Martin Brock, Dr. Katja Francke
Rz. 960
Im Hinblick auf die Formulierung bereitet eine kleine dynamische Bezugnahmeklausel vergleichsweise geringe Probleme, da die mit ihr gewünschte zeitliche Dynamik durch die Aufnahme einer Jeweiligkeitsklausel herbeigeführt werden kann (siehe Rdn 974). Als zweckmäßig erweist sich angesichts der in Tarifverträgen zunehmend aufgenommenen Öffnungsklauseln zugunsten betrieblicher Regelungen jedenfalls aus Gründen der Klarstellung ein Zusatz, der auch ergänzende betriebliche Abreden einbezieht (siehe Rdn 974).
Rz. 961
Die Aufnahme einer kleinen dynamischen Bezugnahme ist allerdings mit der Konsequenz verbunden, dass der benannte Tarifvertrag seine zeitliche Dynamik nach der neueren Rechtsprechung auch dann behält, wenn Änderungen im Hinblick auf die kraft Tarifrechts anzuwendenden Bestimmungen eintreten. Dies kann sowohl auf einem nachfolgenden Verbandsbeitritt des bislang nicht tarifgebundenen Arbeitgebers beruhen, als aber auch bei tarifgebundenen Arbeitgebern relevant sein, wenn aufgrund des Tarifrechts ein anderer Tarifvertrag mit abweichendem fachlichen Geltungsbereich zur Anwendung kommt oder aber bei alleiniger Anwendung des Gesetzes die bisher kraft des Tarifrechts angewendeten Tarifbestimmungen ihre zeitliche Dynamik verlieren.
Rz. 962
Bei tarifgebundenen Arbeitgebern kommt die Anwendung eines anderen Tarifvertrages insbesondere bei einer Änderung des Betriebszwecks bzw. des Unternehmensgegenstandes oder aber bei einem Betriebs(teil-)übergang in Betracht, wenn bei dem Erwerber tarifrechtlich ein anderer Tarifvertrag zur Anwendung gelangt. In zeitlicher Hinsicht ist insbesondere der Ablauf des Tarifvertrages, der Verbandsaustritt sowie abermals der Betriebs(teil-)übergang problematisch, da ohne dynamische Bezugnahme die bislang tarifrechtlich anzuwendenden Tarifverträge lediglich statisch für das Arbeitsverhältnis fort gelten.
Rz. 963
Nach den von der neueren Rechtsprechung des BAG angelegten Maßstäben schließt die ausdrückliche Benennung der anzuwendenden Tarifverträge die Anwendung anderer Tarifverträge mit abweichendem fachlichem Geltungsbereich allein aufgrund der Bezugnahmeklausel aus. Das gilt grundsätzlich auch für die tarifgebundenen Arbeitnehmer, sofern nicht der kraft Tarifrechts anzuwendende Tarifvertrag für sie günstiger ist.

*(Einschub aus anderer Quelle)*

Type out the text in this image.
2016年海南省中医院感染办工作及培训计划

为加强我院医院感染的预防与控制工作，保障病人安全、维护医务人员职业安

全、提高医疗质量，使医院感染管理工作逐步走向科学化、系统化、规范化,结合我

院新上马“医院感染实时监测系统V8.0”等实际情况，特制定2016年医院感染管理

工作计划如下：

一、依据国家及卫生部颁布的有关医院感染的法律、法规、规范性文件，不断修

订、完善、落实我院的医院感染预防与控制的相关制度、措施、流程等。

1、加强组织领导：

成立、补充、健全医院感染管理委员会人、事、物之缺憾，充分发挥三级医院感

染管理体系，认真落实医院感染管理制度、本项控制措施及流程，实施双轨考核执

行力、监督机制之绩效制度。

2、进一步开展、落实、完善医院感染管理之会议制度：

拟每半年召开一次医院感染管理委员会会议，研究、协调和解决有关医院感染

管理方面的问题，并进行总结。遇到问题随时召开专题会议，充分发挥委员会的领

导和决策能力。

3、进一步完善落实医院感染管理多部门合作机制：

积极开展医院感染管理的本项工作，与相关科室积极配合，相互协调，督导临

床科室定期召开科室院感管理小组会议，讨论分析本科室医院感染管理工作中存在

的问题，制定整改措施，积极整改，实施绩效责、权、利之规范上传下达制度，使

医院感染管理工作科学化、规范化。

Soll etwas anderes gelten, so bedarf es in der Regel einer Ergänzung der kleinen dynamischen Bezugnahme- durch eine Tarifwechselklausel (siehe Rdn 976). Das BAG schließt eine entsprechende Auslegung kleiner dynamischer Bezugnahmeklauseln zwar auch ohne ausdrückliche Abrede nicht generell aus, verlangt hierfür aber besondere Umstände, die grundsätzlich in dem Vertragstext einen Niederschlag finden müssen. Eine ergänzende Auslegung der Bezugnahmeklausel ist ausschließlich in dem Sonderfall anerkannt, dass der in einer Klausel ausdrücklich benannte Tarifvertrag durch einen anderen Tarifvertrag ersetzt wird (Tarifsukzession), was insbesondere bei der Inbezugnahme des BAT zu einer Ersetzung durch den TVöD führt. Auslegungszweifel lassen sich für derartige Konstellationen vermeiden, indem die inhaltliche Bezugnahme auf "ersetzende Tarifverträge" ausgedehnt wird.
Rz. 964
Andererseits genießt auch der tarifgebundene Arbeitnehmer bei tarifgebundenen Arbeitgebern im Hinblick auf die Dynamik nach der neueren Rechtsprechung des BAG insofern einen Bestandsschutz, dass spätere Fassungen des Tarifvertrages auch dann zur Anwendung gelangen, wenn dies ohne Bezugnahmeklausel nicht der Fall wäre, also insbesondere bei einem Verbandsaustritt des Arbeitgebers (oder des Arbeitnehmers) sowie bei einem Betriebsinhaberwechsel, da die Tarifnormen bei diesem gemäß § 613a Abs. 1 S. 2 BGB lediglich in ihrer bislang maßgebenden Fassung Inhalt des Arbeitsverhältnisses werden. Die letztgenannte Rechtsfolge des § 3 Abs. 3 TVG bzw. des § 613a Abs. 1 S. 2 BGB wird deshalb auch bei tarifgebundenen Arbeitnehmern durch die (zeitliche) Dynamik der Bezugnahme außer Kraft gesetzt (sog. unbedingte zeitdynamische Verweisung). Entsprechendes gilt, wenn der in Bezug genommene Tarifvertrag in das Nachwirkungsstadium eintritt, die Bezugnahmeklausel jedoch dynamisch auf den Tarifvertrag in seiner jeweiligen Fassung verweist. Eine andere Bewertung einer kleinen dynamischen Bezugnahmeklausel kommt nur dann in Betracht, wenn die Tarifgebundenheit des Arbeitgebers zur auflösenden Bedingung der Bezugnahme gemacht wird. Vor dem Hintergrund der Rechtsprechung des BAG ist dies im Text der Klausel hinreichend deutlich zum Ausdruck zu bringen.
Rz. 965
Die ggf. im Wege der Auslegung gewonnene Dynamik der Bezugnahme, die den Betriebserwerber auch an nach Betriebsübergang abgeschlossene Tarifverträge bindet, war durch die Rechtsprechung des EuGH in der Rechtsache Alemo-Herron in Frage gestellt, da der Erwerber hiernach nicht an Tarifverträge gebunden sein dürfe, wenn er an den Verhandlungen der nach dem Übergang abgeschlossenen Tarifverträge nicht teilnehmen konnte....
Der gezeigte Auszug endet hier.